This is not an easy question to ask. On the surface many of us would firmly reinforce the right to have an opinion and equally the right to express it.
In the West we live in what is deemed as a pillar of example for democracy and free speech. It is therefore very common to hear people proclaim they have a right to their opinion.
I question this; I question our right to have an opinion. It has been my experience on a number of occasions that I have defended and expressed an opinion, only to find upon further enquiry that it has no validity. This is not an easy thing to face; it sends you to further depths of exploring the world in which you think you live.
I do hope you are with me in this line of questioning, no matter how difficult it may feel.

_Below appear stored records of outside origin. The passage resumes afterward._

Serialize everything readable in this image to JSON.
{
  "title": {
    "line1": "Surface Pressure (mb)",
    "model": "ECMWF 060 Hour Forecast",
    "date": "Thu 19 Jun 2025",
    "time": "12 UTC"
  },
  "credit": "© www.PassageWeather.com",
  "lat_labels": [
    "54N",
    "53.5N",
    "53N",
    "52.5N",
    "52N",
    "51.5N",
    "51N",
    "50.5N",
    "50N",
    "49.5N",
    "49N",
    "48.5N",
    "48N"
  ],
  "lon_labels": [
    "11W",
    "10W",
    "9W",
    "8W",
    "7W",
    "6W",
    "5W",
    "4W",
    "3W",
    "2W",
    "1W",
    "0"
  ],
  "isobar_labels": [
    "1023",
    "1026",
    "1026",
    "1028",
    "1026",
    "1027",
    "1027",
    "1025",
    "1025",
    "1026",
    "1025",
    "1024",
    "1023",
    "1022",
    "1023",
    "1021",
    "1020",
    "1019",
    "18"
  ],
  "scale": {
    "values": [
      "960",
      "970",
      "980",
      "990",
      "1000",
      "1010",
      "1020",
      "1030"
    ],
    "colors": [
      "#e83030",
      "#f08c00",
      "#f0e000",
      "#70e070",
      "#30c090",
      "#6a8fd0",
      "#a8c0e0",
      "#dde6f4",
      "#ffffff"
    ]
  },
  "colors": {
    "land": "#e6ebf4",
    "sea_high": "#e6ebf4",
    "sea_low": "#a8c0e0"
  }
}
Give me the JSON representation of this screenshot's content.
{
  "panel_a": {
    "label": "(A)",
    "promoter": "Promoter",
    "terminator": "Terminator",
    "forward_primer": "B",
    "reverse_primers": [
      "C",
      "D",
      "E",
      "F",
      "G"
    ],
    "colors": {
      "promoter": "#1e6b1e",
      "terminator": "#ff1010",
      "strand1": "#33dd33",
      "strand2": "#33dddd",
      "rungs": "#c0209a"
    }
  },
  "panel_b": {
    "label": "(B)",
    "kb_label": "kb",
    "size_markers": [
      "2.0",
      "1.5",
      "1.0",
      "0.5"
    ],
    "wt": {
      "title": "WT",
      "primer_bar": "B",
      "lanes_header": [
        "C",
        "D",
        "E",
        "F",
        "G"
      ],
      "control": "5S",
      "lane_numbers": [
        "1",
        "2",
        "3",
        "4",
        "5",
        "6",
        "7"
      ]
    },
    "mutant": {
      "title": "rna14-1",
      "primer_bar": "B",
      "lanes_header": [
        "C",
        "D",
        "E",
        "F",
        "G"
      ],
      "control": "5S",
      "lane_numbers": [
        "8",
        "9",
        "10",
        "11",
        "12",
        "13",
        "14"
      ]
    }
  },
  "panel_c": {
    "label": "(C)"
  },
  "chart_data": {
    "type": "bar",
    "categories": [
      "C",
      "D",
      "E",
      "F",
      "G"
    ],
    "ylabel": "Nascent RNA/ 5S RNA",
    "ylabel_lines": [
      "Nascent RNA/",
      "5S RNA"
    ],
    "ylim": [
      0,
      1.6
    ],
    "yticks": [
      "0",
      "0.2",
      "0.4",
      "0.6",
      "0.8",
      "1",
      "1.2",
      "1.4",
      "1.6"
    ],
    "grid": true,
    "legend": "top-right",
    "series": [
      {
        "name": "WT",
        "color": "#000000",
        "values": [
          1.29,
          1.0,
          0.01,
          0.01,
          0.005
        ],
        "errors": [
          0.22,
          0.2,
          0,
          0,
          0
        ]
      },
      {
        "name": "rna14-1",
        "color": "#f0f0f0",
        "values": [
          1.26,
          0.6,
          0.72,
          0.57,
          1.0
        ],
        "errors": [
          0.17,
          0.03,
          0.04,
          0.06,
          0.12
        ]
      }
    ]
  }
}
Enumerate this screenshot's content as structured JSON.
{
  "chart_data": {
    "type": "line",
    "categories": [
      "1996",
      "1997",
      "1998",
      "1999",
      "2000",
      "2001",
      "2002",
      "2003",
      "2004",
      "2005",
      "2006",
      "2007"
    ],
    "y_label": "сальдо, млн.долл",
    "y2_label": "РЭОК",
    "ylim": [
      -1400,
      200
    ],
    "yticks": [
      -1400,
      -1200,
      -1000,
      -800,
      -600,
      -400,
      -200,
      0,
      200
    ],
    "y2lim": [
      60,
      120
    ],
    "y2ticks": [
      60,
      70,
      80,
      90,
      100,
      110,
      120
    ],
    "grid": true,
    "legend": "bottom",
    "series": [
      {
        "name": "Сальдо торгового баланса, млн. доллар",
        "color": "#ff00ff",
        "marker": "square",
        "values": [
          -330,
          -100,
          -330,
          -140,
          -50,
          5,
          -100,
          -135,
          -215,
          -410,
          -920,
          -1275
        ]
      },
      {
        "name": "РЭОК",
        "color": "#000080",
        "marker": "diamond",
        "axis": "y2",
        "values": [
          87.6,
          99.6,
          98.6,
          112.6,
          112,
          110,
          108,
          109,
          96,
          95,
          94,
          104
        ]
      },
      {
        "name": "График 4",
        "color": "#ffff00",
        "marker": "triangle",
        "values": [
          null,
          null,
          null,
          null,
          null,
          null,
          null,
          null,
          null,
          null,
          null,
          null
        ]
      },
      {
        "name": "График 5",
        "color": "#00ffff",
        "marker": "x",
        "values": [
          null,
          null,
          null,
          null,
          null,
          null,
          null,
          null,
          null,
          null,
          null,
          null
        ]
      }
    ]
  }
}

It may emerge feelings of anger or frustration, but the journey is worth it.
What is it to truly have an opinion?
What is the opinion being expressed founded on?
To truly have an opinion takes an immense responsibility, a responsibility to understand what you are speaking, to question the thought process, to be open to the possibility of being incorrect. Above all else it is the grace to know, to deeply understand the intention that lies behind the expression of your thought process.
When we come from a place of responsibility in what we speak and express, it has the ability to change the way we communicate. It changes how we look at things, it changes the way we operate in our daily lives. When you take this responsibility on, rather than mindlessly speak, you look into the subject intensely. To truly understand what is driving this impulse to express is an aspect of freedom, the freedom to explore as an individual.
Often the expression of opinion in our society is a mere act of mimicry. Few understand the responsibility it takes to truly have an opinion, to truly understand the impact and vibration it has in forming our reality.
Are you any different?
Do you have a right to your opinion?